É certo, porém, que este novo ciclo será bem diferente do anterior. O primeiro foi de uma valorização generalizada, de vários produtos em todo o mundo, impulsionado pelo crescimento chinês. Este segundo, segundo especialistas, deve ser menos intenso, com produtos específicos se valorizando em regiões determinadas e, além de tudo, observando a preocupação com a sustentabilidade.

De abril do ano passado até agora, as cotações em dólar das 19 principais commodities agrícolas, metálicas e de energia haviam subido, em média, 40%, de acordo com o índice Commodity Research Bureau (CRB), indicador que é referência no comportamento das matérias-primas.

De acordo com o análise do jornal O Estado de S. Paulo, ainda não está claro, entre os analistas, se o mundo caminha para um novo “superciclo” das commodities, nos moldes daquele que se iniciou na primeira década dos anos 2000 – os preços atuais ainda estão abaixo do pico registrado pelo CRB, em 2011.

Ainda assim, o agronegócio brasileiro deve ser bastante beneficiado, ainda mais por conta do processo de desvalorização do real frente ao dólar e outras moedas, que foi acentuado em 2020.

Nos últimos 12 meses, a alta dos preços da soja, por exemplo, superou 60%. Todo esse ganho deverá se refletir também no valor das ações das empresas exportadoras por aqui e atrair investimentos.As commodities respondem por mais de 60% de tudo o que é vendido pelo país lá fora. Com a valorização do dólar frente ao real, a balança comercial tende a apresentar um saldo recorde.

Pelas projeções da MB Associados divulgadas ao jornal O Globo haverá forte expansão tanto da agropecuária, a mais intensa desde a crise global de 2008, quanto da indústria extrativa, que deve ter o maior pico de exportações desde 2011. Já a exportação de manufaturados deve ficar estagnada em 2021 e crescer apenas 1%.

Ao mesmo jornal, João Frota, economista da Senso Corretora, observa que, na Bolsa, além dos papéis das gigantes, ações de muitas empresas ligadas ao agronegócio e à logística vão refletir o bom momento das commodities agrícolas.

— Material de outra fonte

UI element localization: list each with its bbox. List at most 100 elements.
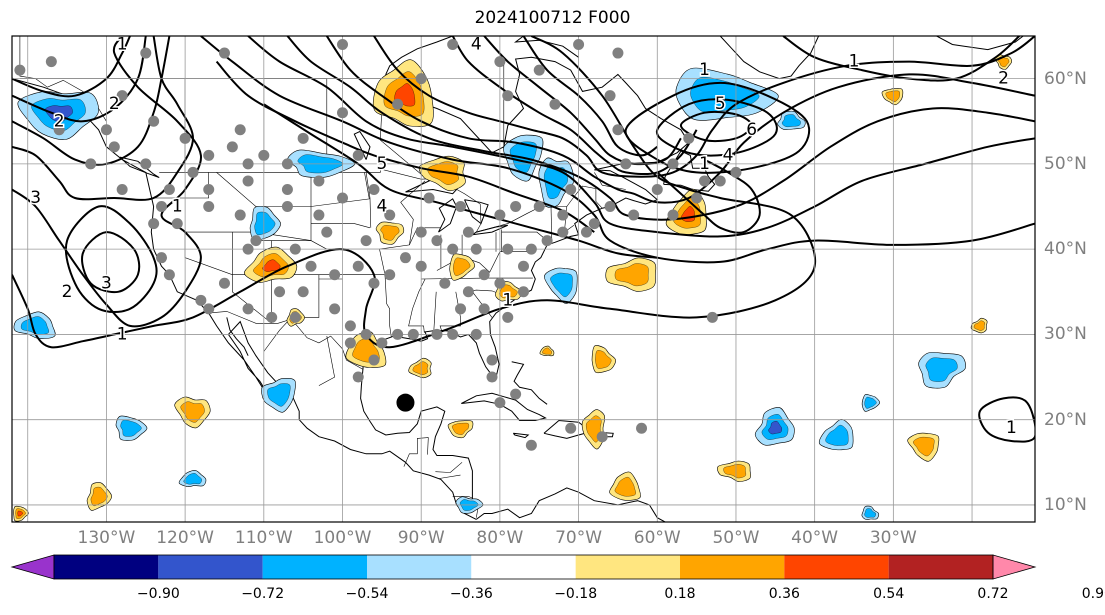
lat-tick-label: 10°N xyxy=(1044,494,1087,515)
station-marker xyxy=(163,183,175,195)
anomaly-patch xyxy=(717,460,752,482)
station-marker xyxy=(250,235,262,247)
station-marker xyxy=(494,56,506,68)
border-segment xyxy=(318,336,335,386)
station-marker xyxy=(242,158,254,170)
station-marker xyxy=(486,371,498,383)
lon-tick-label: 30°W xyxy=(869,528,917,548)
contour-label: 1 xyxy=(849,52,860,72)
station-marker xyxy=(612,47,624,59)
station-marker xyxy=(305,260,317,272)
anomaly-patch xyxy=(449,253,476,281)
patch-level xyxy=(183,473,202,485)
colorbar-swatch xyxy=(471,555,576,579)
station-marker xyxy=(281,201,293,213)
colorbar-swatch xyxy=(784,555,889,579)
border-segment xyxy=(476,508,479,518)
patch-level xyxy=(427,161,459,185)
colorbar-tick-label: −0.36 xyxy=(449,586,493,602)
coast-central-am-east xyxy=(360,36,690,501)
patch-level xyxy=(120,419,142,437)
contour-label: 3 xyxy=(30,188,41,208)
plot-title: 2024100712 F000 xyxy=(474,8,631,28)
station-marker xyxy=(281,158,293,170)
colorbar-swatch xyxy=(680,555,785,579)
station-marker xyxy=(329,269,341,281)
station-marker xyxy=(297,286,309,298)
station-marker xyxy=(431,235,443,247)
station-marker xyxy=(470,328,482,340)
station-marker xyxy=(297,132,309,144)
border-segment xyxy=(435,462,463,473)
station-marker xyxy=(226,141,238,153)
station-marker xyxy=(518,260,529,272)
station-marker xyxy=(344,320,356,332)
station-marker xyxy=(313,175,325,187)
border-segment xyxy=(159,168,603,233)
station-marker xyxy=(85,158,97,170)
station-marker xyxy=(116,90,128,102)
station-marker xyxy=(352,371,364,383)
lon-tick-label: 100°W xyxy=(313,528,372,548)
station-marker xyxy=(187,166,199,178)
station-marker xyxy=(447,39,459,51)
station-marker xyxy=(360,235,372,247)
station-marker xyxy=(156,201,168,213)
anomaly-patch xyxy=(861,505,880,520)
coast-lake-erie xyxy=(472,224,508,236)
patch-level xyxy=(550,272,573,298)
patch-level xyxy=(90,486,108,506)
anomaly-patch xyxy=(178,469,207,487)
coast-bahamas xyxy=(511,361,548,405)
station-marker xyxy=(337,39,349,51)
border-segment xyxy=(439,474,461,479)
station-marker xyxy=(337,192,349,204)
map-frame xyxy=(11,35,1036,523)
colorbar-tick-label: −0.18 xyxy=(554,586,598,602)
station-marker xyxy=(557,226,569,238)
border-segment xyxy=(207,311,364,370)
station-marker xyxy=(439,277,451,289)
station-marker xyxy=(549,98,561,110)
border-segment xyxy=(409,227,441,246)
station-marker xyxy=(533,64,545,76)
colorbar-tick-label: 0.18 xyxy=(664,586,696,602)
contour-label: 4 xyxy=(471,35,482,55)
patch-level xyxy=(925,357,958,382)
lon-tick-label: 60°W xyxy=(633,528,681,548)
colorbar-tick-label: 0.54 xyxy=(873,586,905,602)
colorbar-frame xyxy=(53,554,994,580)
station-marker xyxy=(313,209,325,221)
station-marker xyxy=(612,124,624,136)
station-marker xyxy=(620,158,632,170)
patch-level xyxy=(864,508,876,518)
border-segment xyxy=(433,291,437,332)
station-marker xyxy=(415,226,427,238)
patch-level xyxy=(380,225,400,241)
station-marker xyxy=(447,328,459,340)
patch-level xyxy=(913,436,935,457)
contour-line xyxy=(655,98,778,157)
station-marker xyxy=(628,209,640,221)
contour-label: 1 xyxy=(502,290,513,310)
patch-level xyxy=(825,424,849,446)
contour-line xyxy=(12,36,171,166)
station-marker xyxy=(565,183,577,195)
station-marker xyxy=(525,439,537,451)
patch-level xyxy=(412,361,429,375)
station-marker xyxy=(462,226,474,238)
lon-tick-label: 120°W xyxy=(156,528,214,548)
station-marker xyxy=(447,243,459,255)
gridlines xyxy=(12,36,1035,522)
anomaly-patch xyxy=(970,317,988,334)
patch-level xyxy=(542,347,552,355)
station-marker xyxy=(100,124,112,136)
contour-label: 1 xyxy=(1006,418,1017,438)
lon-tick-label: 50°W xyxy=(712,528,760,548)
station-marker xyxy=(344,337,356,349)
contour-line xyxy=(200,36,1035,264)
contour-line xyxy=(12,36,131,98)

Para se ter uma ideia, os embarques de soja do Mato Grosso do Sul atingiram 654 mil toneladas no mês de março, segundo o boletim de exportaçãoda Associação dos Produtores de Soja e Milho de Mato Grosso do Sul (Aprosoja MS). A China segue como principal destino, com 75%  dos grão brasileiros, seguida pela Argentina (16%).O milho sul-mato-grossense apresentou um aumento de 26% na quantidade embarcada se comparada ao ano anterior, chegando a exportação de 434 mil toneladas no primeiro trimestre de 2021.